Bu hayatın mutlak bir sonu vardır.Vede mutlak net ve kesin öleceğiz. Öyle ki vakti saatide yok. Her an her şeyin olabileceği bizi nerede ne zaman yakalacağını bilemediğimiz bir hayat bu.
Yaratılış gayesini unutmadan Rabbimiz tarafından bizden istenen kulluk vazifelerimizi yerine getirmenin gayreti içinde olmalıyız ki sonsuz hayatta huzur bulalım. Rabbimizin bizim için müjdelediği ahıret nimetlerine kavuşalım inşaallah!

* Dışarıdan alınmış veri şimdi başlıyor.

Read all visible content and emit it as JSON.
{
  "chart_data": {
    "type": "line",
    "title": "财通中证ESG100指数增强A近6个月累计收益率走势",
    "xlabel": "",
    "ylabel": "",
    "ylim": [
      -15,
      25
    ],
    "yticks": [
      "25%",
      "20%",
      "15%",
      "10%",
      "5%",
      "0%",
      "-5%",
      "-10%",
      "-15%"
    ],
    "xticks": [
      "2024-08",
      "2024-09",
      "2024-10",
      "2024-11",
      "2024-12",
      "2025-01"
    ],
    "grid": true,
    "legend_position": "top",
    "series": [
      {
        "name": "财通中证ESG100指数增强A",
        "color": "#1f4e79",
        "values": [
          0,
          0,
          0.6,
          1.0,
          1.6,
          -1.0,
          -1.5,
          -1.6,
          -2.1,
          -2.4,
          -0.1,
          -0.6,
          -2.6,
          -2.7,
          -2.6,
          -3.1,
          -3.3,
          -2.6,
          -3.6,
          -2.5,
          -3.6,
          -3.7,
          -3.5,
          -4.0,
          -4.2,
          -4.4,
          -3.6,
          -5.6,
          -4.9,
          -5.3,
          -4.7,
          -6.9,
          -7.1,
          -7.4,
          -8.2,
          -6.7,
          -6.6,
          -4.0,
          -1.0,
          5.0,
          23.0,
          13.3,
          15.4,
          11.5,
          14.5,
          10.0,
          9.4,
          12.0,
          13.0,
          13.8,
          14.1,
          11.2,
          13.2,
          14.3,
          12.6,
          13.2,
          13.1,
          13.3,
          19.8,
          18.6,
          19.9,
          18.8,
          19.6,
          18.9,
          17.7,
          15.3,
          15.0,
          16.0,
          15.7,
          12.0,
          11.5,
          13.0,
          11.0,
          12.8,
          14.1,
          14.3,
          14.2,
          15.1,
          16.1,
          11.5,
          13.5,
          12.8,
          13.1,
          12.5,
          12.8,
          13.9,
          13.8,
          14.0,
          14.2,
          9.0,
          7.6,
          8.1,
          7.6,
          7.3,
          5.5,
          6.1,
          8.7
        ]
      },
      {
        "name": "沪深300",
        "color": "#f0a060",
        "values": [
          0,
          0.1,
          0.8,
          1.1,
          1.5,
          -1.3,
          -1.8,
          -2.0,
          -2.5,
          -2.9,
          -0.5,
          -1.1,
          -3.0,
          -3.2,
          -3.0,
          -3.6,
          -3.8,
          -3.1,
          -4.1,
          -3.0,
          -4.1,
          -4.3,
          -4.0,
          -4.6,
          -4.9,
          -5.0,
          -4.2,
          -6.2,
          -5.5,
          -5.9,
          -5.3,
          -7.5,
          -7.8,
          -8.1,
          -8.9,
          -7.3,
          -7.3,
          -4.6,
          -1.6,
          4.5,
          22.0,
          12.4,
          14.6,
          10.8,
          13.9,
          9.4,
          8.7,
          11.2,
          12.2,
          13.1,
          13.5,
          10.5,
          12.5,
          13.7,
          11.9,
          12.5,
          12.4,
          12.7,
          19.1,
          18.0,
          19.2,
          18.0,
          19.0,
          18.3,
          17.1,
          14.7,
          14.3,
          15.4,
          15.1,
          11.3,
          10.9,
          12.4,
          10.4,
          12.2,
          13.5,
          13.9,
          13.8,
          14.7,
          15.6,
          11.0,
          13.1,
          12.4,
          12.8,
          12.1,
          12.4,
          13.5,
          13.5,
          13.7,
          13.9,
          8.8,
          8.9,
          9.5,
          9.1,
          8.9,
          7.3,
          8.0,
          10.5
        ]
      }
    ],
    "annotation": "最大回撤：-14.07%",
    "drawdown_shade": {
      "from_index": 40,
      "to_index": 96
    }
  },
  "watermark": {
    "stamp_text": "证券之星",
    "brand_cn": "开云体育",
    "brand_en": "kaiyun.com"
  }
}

Özellikle ısrarla önce kendi nefsime söyleyerek kurtuluş reçetesinin namazdan geçtiğini unutmadan bir an önce kendimizi secdeyle buluşturalım.Yine kendimizi “kalbim temiz benim bir şey yapmama gerek yok” cümlesiyle gaflete düşürmeyelim!
Lütfen unutmayın kurtuluşun anahtarı NAMAZDIR.
BAKIN CAN DOSTLARIM!
Mübarek bir zat, bir Müslümana ait kabrin önünde durup, talebelerine sorar:
— Bu kabirdeki kişi, tekrar dünyaya gelse sizce ne ile uğraşır, ne yapar?
Talebenin birisi der ki:
— Elbette sürekli namaz kılar.
Diğer bir talebe de der ki:
— Devamlı oruç tutar.
Bir diğeri de der ki:
— Cihat eder, emri maruf yapar..
Velhasıl talebeler faydalı bütün işleri sayarlar.
O zat buyurur ki:
— Bu mezarda yatan kişinin dünyaya tekrar gelemeyeceği kesindir.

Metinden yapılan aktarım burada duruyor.